103- “Sonunda ikisi de (Allah’ın emrine ve takdirine) teslim olup (babası, İsmail’i kurban etmek için) onu alnı üzerine yatırdı.

104- Biz ona: “Ey İbrahim” diye seslendik.

105- “Gerçekten sen, rüyayı doğruladın. Şüphesiz Biz, ihsanda bulunanları böyle ödüllendiririz.” Yani ‘evlat sevgisinden daha çok Allah’ı seviyorsun, biz bunu gördük’ diyor Cenab-ı Allah, ‘evladında, Allah’a tam teslim olmuş’ diyor ve ‘sen de tam teslim olmuşsun’ diyor. Çünkü her ikisi de peygamberdir Hz. İsmail (a.s)’da, Hz. İbrahim (a.s)’da. Allah, Hz. İsmail (a.s)’a daha küçük yaşta peygamber ahlakını vermiş.

106- “Doğrusu bu, apaçık bir imtihandı.” Demek ki Allah, mümini çok şiddetli imtihan eder, güzel huylu olacak, halim olacak, teslimiyetli olacak.

107- “Ve ona büyük bir kurbanı fidye olarak verdik.” Koskoca bir koç. Orada kesiyor Hz. İbrahim (a.s) koçu, güzelce ızgara yapıyorlar, mis gibi kebap kokusu, inşaAllah.

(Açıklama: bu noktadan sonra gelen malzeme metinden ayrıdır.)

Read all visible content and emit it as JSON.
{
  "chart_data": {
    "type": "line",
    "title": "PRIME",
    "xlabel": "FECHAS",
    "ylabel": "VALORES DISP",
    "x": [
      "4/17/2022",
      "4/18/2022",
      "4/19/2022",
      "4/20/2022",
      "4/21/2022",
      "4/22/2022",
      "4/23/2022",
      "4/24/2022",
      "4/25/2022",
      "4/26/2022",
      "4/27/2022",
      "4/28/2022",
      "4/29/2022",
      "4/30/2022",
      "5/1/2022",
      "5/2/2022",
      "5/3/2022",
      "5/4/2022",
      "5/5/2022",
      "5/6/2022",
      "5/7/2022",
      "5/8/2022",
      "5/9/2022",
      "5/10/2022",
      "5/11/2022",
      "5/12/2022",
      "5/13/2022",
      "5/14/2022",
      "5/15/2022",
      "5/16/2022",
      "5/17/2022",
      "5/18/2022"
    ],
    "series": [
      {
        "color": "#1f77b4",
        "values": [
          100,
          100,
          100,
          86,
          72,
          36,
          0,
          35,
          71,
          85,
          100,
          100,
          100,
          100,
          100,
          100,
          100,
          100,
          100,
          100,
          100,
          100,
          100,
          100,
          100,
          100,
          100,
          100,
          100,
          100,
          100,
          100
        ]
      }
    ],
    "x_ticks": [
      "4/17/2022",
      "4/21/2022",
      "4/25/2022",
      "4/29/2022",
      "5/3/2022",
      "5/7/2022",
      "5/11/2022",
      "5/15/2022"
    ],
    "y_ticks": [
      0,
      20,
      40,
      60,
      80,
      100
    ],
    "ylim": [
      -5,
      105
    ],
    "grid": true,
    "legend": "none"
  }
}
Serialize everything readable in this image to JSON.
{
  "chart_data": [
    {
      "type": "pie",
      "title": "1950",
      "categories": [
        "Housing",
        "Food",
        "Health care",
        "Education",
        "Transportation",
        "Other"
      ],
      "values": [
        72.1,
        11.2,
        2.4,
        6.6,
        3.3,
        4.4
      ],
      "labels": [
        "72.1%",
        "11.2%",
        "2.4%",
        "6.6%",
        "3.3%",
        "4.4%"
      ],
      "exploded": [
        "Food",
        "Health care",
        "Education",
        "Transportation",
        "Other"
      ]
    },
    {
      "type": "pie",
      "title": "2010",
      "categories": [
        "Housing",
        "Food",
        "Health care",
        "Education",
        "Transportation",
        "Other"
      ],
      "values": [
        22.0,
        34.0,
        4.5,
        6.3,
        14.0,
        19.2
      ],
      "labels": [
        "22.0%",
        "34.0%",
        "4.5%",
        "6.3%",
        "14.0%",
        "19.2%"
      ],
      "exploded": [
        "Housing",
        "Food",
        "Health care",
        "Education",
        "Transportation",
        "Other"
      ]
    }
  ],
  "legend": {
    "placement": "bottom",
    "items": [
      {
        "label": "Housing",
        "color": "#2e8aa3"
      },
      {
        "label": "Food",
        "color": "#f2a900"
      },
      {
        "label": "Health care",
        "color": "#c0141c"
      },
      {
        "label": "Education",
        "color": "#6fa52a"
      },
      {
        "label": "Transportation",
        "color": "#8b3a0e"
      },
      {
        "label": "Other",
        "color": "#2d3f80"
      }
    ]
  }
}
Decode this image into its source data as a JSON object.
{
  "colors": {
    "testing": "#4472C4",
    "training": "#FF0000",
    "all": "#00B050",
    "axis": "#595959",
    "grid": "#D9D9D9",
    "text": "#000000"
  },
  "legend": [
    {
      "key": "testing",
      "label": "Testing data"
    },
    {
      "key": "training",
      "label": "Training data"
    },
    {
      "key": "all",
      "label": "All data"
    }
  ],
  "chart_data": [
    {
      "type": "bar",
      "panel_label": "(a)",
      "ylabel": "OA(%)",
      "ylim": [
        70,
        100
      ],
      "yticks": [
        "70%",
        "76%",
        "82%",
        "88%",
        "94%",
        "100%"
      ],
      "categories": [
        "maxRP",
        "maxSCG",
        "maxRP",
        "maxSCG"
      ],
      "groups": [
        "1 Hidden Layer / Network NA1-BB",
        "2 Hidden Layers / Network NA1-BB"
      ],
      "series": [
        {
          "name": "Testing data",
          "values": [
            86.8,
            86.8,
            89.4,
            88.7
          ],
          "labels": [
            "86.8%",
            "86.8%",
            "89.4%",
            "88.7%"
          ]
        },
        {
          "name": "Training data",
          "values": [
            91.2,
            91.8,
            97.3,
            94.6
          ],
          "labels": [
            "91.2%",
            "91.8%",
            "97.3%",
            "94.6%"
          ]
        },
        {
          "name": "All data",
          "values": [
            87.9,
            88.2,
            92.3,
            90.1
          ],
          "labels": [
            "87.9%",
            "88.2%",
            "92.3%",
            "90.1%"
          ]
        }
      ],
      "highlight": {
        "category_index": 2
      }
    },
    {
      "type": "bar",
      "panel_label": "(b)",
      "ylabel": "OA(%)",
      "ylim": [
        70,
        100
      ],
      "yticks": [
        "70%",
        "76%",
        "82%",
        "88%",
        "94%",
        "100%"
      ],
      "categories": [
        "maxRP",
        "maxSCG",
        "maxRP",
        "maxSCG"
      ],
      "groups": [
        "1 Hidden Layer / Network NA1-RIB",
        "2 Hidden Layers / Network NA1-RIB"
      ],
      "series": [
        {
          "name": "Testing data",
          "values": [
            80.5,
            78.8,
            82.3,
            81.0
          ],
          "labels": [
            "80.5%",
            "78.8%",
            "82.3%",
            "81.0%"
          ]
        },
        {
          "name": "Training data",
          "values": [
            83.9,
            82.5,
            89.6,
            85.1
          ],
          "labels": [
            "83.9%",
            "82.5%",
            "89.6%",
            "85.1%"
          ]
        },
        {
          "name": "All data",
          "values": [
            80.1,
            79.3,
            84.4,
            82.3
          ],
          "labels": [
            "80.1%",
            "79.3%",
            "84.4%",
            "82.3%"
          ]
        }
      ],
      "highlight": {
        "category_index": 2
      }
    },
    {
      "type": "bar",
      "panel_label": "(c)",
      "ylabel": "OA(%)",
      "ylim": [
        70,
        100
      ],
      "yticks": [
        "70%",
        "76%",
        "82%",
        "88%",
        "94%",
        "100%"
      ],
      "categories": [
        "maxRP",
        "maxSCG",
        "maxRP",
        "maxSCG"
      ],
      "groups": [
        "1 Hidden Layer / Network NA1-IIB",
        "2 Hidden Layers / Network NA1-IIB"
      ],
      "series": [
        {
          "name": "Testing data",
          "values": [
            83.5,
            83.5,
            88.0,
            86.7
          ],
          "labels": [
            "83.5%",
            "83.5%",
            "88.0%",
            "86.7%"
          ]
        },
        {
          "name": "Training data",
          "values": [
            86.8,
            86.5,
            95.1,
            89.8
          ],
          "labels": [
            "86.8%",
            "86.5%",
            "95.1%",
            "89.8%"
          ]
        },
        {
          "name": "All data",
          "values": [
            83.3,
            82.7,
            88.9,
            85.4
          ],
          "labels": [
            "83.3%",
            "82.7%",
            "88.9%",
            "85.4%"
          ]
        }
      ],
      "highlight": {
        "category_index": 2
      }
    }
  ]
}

108- “Sonra gelenler arasında ona (hayırlı ve şerefli bir isim) bıraktık.” Her namazda Hz. İbrahim (a.s)’a ve Hz. İbrahim (a.s)’ın nesline dua edilir Tahiyyatta, namazda oturulduğunda, Hz. İbrahim (a.s) neslinin muzafferiyeti için dua edilir. Bu duanın kabulü ne ile oluyor? İmam Hz. Mehdi (a.s)’ın dünya hakimiyeti ile olacaktır, inşaAllah.

109- “İbrahim’e selam olsun.” Biz de selam ediyoruz.

110- “Biz, ihsanda bulunanları böyle ödüllendiririz.

111- Şüphesiz o, Bizim mü’min olan kullarımızdandır.

112- Biz ona, salihlerden bir peygamber olarak İshak’ı da müjdeledik.

113- Ona ve İshak’a bereketler verdik. İkisinin soyundan, ihsanda bulunan (muhsin olan) da var, açıkça kendi nefsine zulmeden de.” Mesela Yahudilerin bir kısmı kendilerine zulmediyorlar. Hz. Yakup (a.s)’ın soyundan olan Ben-i İsrail kendine zulmediyor.